Rubrik Cloud Data Management
Software fabric for orchestrating apps and data across clouds. No forklift upgrades.
How it Works
- Quick start – Rack and go. auto discovery.
- Rapid Ingest – Flash-optimized, parallel ingest accelerates snapshots and eliminates stun. Content-aware dedupe. One global namespace.
- Automate – Intelligent SLA policy engine for effortless management.
- Instant Recovery – Live mount VMs and SQL. Instant search and file restore.
- Secure – end-to-end encryption. Immutability to fight ransomware.
- Cloud – “CloudOut” instantly accessible with global search. Launch apps with “CloudOn” for DR or test/dev. Run apps in cloud.
Data Management in the Cloud
SLAs are important, and you’ll likely need to consider the following aspects.
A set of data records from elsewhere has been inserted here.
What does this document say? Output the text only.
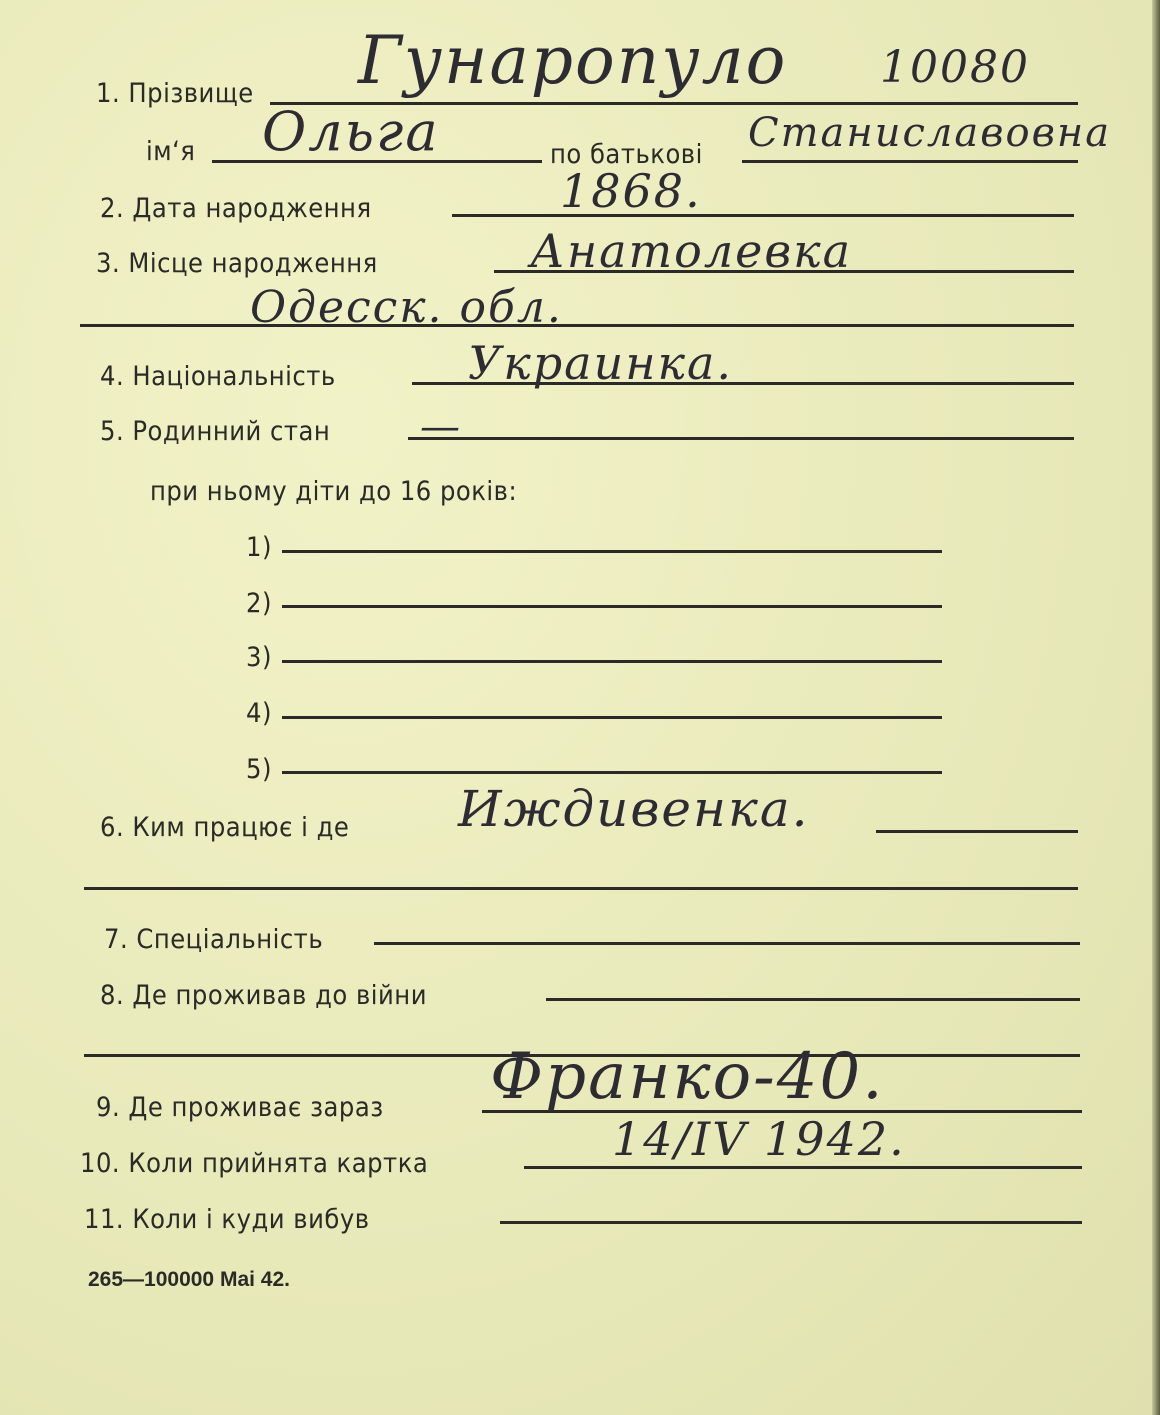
1. Прізвище Гунаропуло 10080
ім‘я Ольга	по батькові Станиславовна
2. Дата народження	1868.
3. Місце народження	Анатолевка
Одесск. обл.
4. Національність	Украинка.
5. Родинний стан —
при ньому діти до 16 років:
1)
2)
3)
4)
5)
6. Ким працює і де Иждивенка.
7. Спеціальність
8. Де проживав до війни
9. Де проживає зараз Франко-40.
10. Коли прийнята картка	14/IV 1942.
11. Коли і куди вибув
265—100000 Mai 42.
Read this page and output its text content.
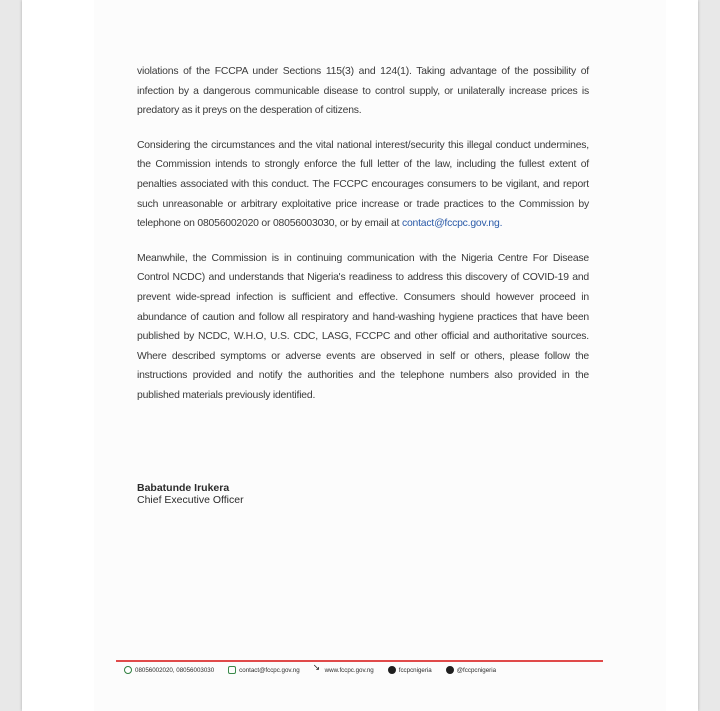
violations of the FCCPA under Sections 115(3) and 124(1). Taking advantage of the possibility of infection by a dangerous communicable disease to control supply, or unilaterally increase prices is predatory as it preys on the desperation of citizens.

Considering the circumstances and the vital national interest/security this illegal conduct undermines, the Commission intends to strongly enforce the full letter of the law, including the fullest extent of penalties associated with this conduct. The FCCPC encourages consumers to be vigilant, and report such unreasonable or arbitrary exploitative price increase or trade practices to the Commission by telephone on 08056002020 or 08056003030, or by email at contact@fccpc.gov.ng.

Meanwhile, the Commission is in continuing communication with the Nigeria Centre For Disease Control NCDC) and understands that Nigeria's readiness to address this discovery of COVID-19 and prevent wide-spread infection is sufficient and effective. Consumers should however proceed in abundance of caution and follow all respiratory and hand-washing hygiene practices that have been published by NCDC, W.H.O, U.S. CDC, LASG, FCCPC and other official and authoritative sources. Where described symptoms or adverse events are observed in self or others, please follow the instructions provided and notify the authorities and the telephone numbers also provided in the published materials previously identified.

Babatunde Irukera
Chief Executive Officer
08056002020, 08056003030	contact@fccpc.gov.ng
↘	www.fccpc.gov.ng	fccpcnigeria	@fccpcnigeria
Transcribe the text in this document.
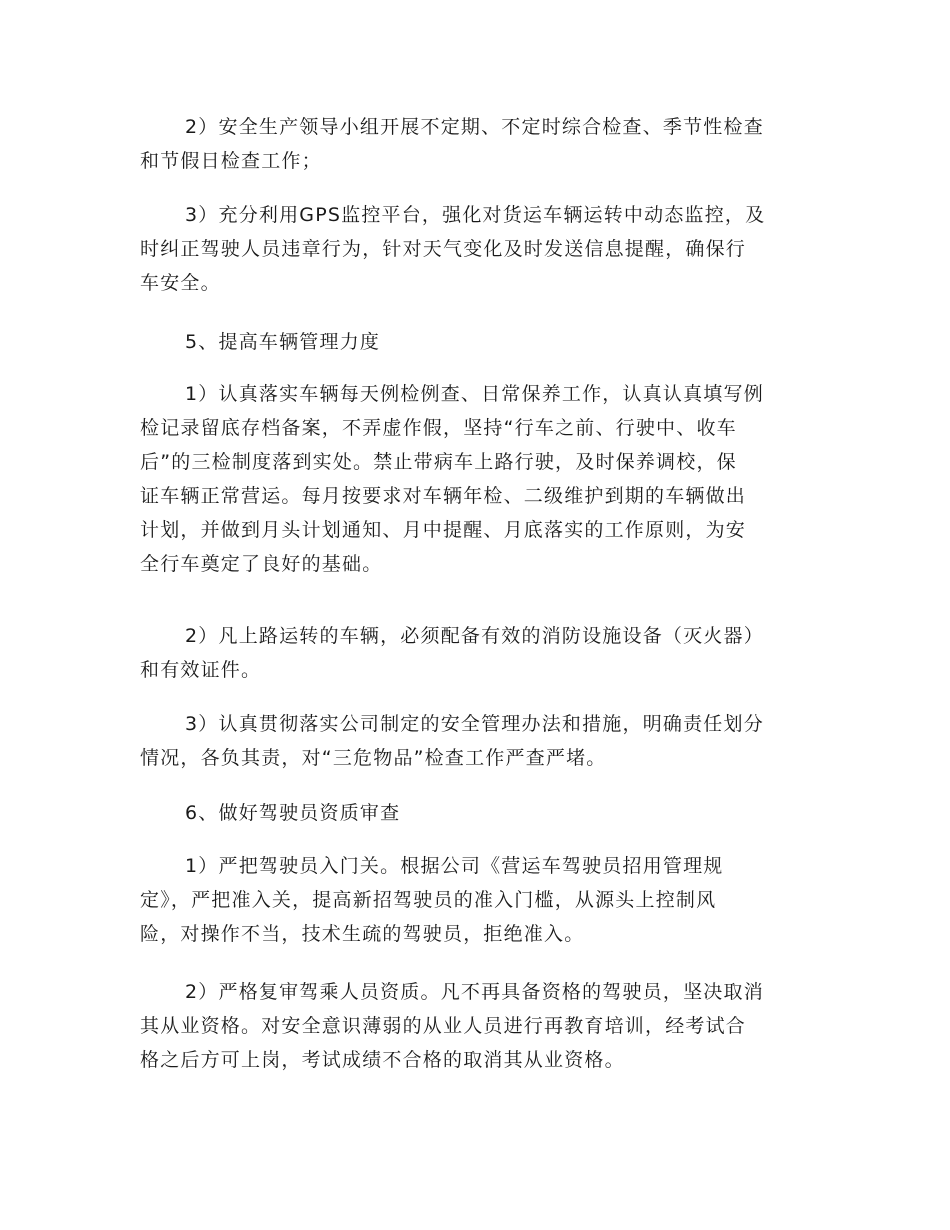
2）安全生产领导小组开展不定期、不定时综合检查、季节性检查
和节假日检查工作；
3）充分利用GPS监控平台，强化对货运车辆运转中动态监控，及
时纠正驾驶人员违章行为，针对天气变化及时发送信息提醒，确保行
车安全。
5、提高车辆管理力度
1）认真落实车辆每天例检例查、日常保养工作，认真认真填写例
检记录留底存档备案，不弄虚作假，坚持“行车之前、行驶中、收车
后”的三检制度落到实处。禁止带病车上路行驶，及时保养调校，保
证车辆正常营运。每月按要求对车辆年检、二级维护到期的车辆做出
计划，并做到月头计划通知、月中提醒、月底落实的工作原则，为安
全行车奠定了良好的基础。
2）凡上路运转的车辆，必须配备有效的消防设施设备（灭火器）
和有效证件。
3）认真贯彻落实公司制定的安全管理办法和措施，明确责任划分
情况，各负其责，对“三危物品”检查工作严查严堵。
6、做好驾驶员资质审查
1）严把驾驶员入门关。根据公司《营运车驾驶员招用管理规
定》，严把准入关，提高新招驾驶员的准入门槛，从源头上控制风
险，对操作不当，技术生疏的驾驶员，拒绝准入。
2）严格复审驾乘人员资质。凡不再具备资格的驾驶员，坚决取消
其从业资格。对安全意识薄弱的从业人员进行再教育培训，经考试合
格之后方可上岗，考试成绩不合格的取消其从业资格。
- Availability Duration (Retention)
- When to archive (RTO)
- Replication Schedule (DR)
Under the hood – Interface, Logic, Core.
“Simple is hard”
Use an API-first platform to create powerful automation workflows
“Don’t Backup. Go Forward”
It should be no secret that I’m quite a fan of the Rubrik architecture and approach to data protection. I’ve written about them before on this blog. I like when data protection firms talk to me about what’s important to the business and the kinds of scenarios they protect against. I also like the focus on BIA and SLAs. Rubrik have made some great strides in the marketplace and are delivering new features at a rapid clip. If you haven’t had time to look at the them and you’re looking for a new approach to data protection, I recommend you look into their solution.